Al-Mahad usaba jarras y vasos de vidrio soplado, de cristal de roca o de bronces damasquinados o solamente la boca “como una vasija sedienta”. Esta afirmación suya derivaba de que nunca había dejado de recordar la sed y el hambre de todos los insatisfechos recipientes que el ser humano utiliza.

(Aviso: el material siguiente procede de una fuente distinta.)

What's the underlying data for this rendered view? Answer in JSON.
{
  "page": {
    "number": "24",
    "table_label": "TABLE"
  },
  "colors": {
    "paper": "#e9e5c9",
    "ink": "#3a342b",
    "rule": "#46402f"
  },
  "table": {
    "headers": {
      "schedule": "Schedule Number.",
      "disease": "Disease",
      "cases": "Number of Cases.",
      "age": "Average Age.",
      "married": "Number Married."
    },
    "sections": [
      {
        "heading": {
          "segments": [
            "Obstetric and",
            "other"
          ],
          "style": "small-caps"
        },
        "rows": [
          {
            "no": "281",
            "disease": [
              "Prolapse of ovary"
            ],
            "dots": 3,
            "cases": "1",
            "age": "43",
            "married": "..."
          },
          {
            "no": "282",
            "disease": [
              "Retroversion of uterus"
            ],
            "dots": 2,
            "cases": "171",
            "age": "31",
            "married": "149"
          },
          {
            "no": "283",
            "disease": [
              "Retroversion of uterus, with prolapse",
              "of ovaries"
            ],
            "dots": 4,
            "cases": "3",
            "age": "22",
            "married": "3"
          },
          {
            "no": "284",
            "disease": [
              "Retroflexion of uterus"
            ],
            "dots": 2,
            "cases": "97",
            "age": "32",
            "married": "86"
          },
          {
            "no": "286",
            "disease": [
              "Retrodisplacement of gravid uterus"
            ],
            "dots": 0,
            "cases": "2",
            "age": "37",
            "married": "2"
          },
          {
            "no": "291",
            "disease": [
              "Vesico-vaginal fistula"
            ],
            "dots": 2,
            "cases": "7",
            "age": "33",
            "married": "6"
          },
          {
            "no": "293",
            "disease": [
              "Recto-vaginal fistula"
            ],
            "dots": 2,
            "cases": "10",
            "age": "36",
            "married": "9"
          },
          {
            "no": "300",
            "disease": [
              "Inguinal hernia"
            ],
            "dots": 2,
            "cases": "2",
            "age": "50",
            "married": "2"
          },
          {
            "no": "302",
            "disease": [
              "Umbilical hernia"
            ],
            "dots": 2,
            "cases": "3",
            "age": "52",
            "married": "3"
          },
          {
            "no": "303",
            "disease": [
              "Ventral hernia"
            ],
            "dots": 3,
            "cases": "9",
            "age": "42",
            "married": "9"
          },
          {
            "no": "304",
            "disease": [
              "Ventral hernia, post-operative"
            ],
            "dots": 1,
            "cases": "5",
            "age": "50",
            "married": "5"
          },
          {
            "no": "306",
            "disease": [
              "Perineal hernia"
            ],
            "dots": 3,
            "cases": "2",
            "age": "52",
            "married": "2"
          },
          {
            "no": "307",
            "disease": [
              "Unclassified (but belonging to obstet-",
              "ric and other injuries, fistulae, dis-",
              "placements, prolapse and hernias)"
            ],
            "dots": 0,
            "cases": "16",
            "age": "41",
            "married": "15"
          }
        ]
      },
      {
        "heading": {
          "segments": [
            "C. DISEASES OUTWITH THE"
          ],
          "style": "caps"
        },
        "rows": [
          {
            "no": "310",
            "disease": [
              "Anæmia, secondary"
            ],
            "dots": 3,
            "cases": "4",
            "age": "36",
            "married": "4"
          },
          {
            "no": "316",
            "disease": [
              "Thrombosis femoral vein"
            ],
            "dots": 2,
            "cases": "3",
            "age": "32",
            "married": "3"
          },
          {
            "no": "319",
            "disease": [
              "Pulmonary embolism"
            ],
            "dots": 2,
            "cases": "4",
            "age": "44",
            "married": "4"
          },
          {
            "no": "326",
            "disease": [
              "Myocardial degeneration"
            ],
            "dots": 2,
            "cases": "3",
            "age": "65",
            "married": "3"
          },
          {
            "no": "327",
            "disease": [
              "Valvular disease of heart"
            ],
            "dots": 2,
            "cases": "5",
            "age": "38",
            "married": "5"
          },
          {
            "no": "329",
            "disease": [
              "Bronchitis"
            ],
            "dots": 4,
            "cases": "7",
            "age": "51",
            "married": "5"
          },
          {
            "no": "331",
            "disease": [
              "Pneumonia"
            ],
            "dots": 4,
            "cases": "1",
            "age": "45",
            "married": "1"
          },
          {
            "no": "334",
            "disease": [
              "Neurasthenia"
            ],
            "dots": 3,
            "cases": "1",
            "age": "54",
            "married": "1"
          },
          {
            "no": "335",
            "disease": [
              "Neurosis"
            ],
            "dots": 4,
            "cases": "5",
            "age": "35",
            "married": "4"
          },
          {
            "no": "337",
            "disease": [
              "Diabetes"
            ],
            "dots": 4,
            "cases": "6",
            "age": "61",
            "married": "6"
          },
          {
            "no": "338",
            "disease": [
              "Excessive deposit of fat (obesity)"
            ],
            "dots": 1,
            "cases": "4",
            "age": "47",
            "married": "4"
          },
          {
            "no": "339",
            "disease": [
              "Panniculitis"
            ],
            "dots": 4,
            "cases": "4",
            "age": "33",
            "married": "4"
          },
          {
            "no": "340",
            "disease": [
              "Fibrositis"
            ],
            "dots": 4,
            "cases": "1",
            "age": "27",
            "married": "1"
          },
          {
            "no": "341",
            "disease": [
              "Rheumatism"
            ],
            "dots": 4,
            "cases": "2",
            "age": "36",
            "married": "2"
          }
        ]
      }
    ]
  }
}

Según varias fuentes documentales, no del todo confiables, sus vestidos eran generalmente sencillos, aunque en ocasiones recurría a túnicas confeccionadas con costosas telas bordadas con hilos de oro sudanés, nunca con hilos de plata, ni tampoco con inserción de perlas, piedras preciosas u otros adornos. Al-Mahad gustaba viajar en camello para desvanecer las distancias más largas, pues “el ritmo de ese animal lo unía a las respiraciones del mundo y al susurro del tiempo en medio de los aires que habitan en el viento”. También viajaba a caballo, al que consideraba una bestia “superior a cualquier califa o mercader”, y “cuya carne no debemos comer, porque no fue generada en el desierto y algún día su destino será el vuelo”.
Conocía, seguramente, en razón de una angustia por el conocimiento y una desazón por la propia fugacidad (heredada, quizá, de Gilgamesh), las obras insoslayables de Mizam al-Hikma, Abdal al-Latif, Ibn al-Nafis, Muhammud al-Shafra, Ib Rusch, Jabir Alfah, Nasir al-Din al-Tusi, Umar ibn Al-Farid, Ibn Sina, Ibn Guzmán, Al-Hallaj, Ibn Arabi (“uno de los mayores teósofos de todos los tiempos”) y otros. Puede afirmarse que leería o escucharía, aún parcialmente, muchos escritos de Chrétien de Troyes, Nizami, Bernardo de Tours, Occam, Petrarca, Fazallah, Dante, Marsilio de Padua, Guillermo de Poitiers, Abelardo, Béroul, Thomas, Peire Cardinal, Philippe Narbona, Don Dionis, Alfonso X, Martín Codax, Gil de Saint-Hubert, etcétera.
Muhammud Ibn Al-Mahad o Al Majd ofrece, en las pocas piezas que han permanecido de una obra sin duda muy vasta (que incluye tratados de álgebra primaria, agricultura, ingeniería militar, filosofía, gramática, versificación y astronomía), severas dificultades a los traductores más experimentados y eruditos. Este poeta islámico a pesar de sí mismo, que no escribió sólo en la lengua del Corán, insistió siempre en significar el valor de las vocales largas en contumaz búsqueda de nuevos ritmos, más ajustados a sus apetencias fonéticas y a su mero modo de respirar (“el aire del mar/ la brisa del río/ el soplo de la montaña/ los vientos del desierto/ tienen distintas fuerzas y olores/ para llegar a los distintos sitios/ que ocupa tu corazón”).
Sus poemas, que él denominaba capítulos, cantos o canciones, no siempre están completos; el traductor que firma esta presentación sospecha que se trata de fragmentaciones deliberadas, con las que este antiguo modernista trataba de demostrar lo inacabado de cualquier empresa humana, y quizá para que sus irascibles enemigos no pudieran acusarlo de pretender la duplicación o la modificación de los versículos coránicos (“los frutos de Allah no serán modificados ni tocados en su esencia ni en su apariencia por las manos pasajeras de los hombres”).
Notas
(1) c. 1287, subrayado en el original y en la versión francesa de Roger Emile de Belges,Livrairie de la Croix, París, s/f, p. 39.
(2) Las citas entrecomilladas de versos corresponden a la colección de Cantos del desierto, compilada entre 1893 y 1914 por Karl Eisler Harnack, Leiden, 1929.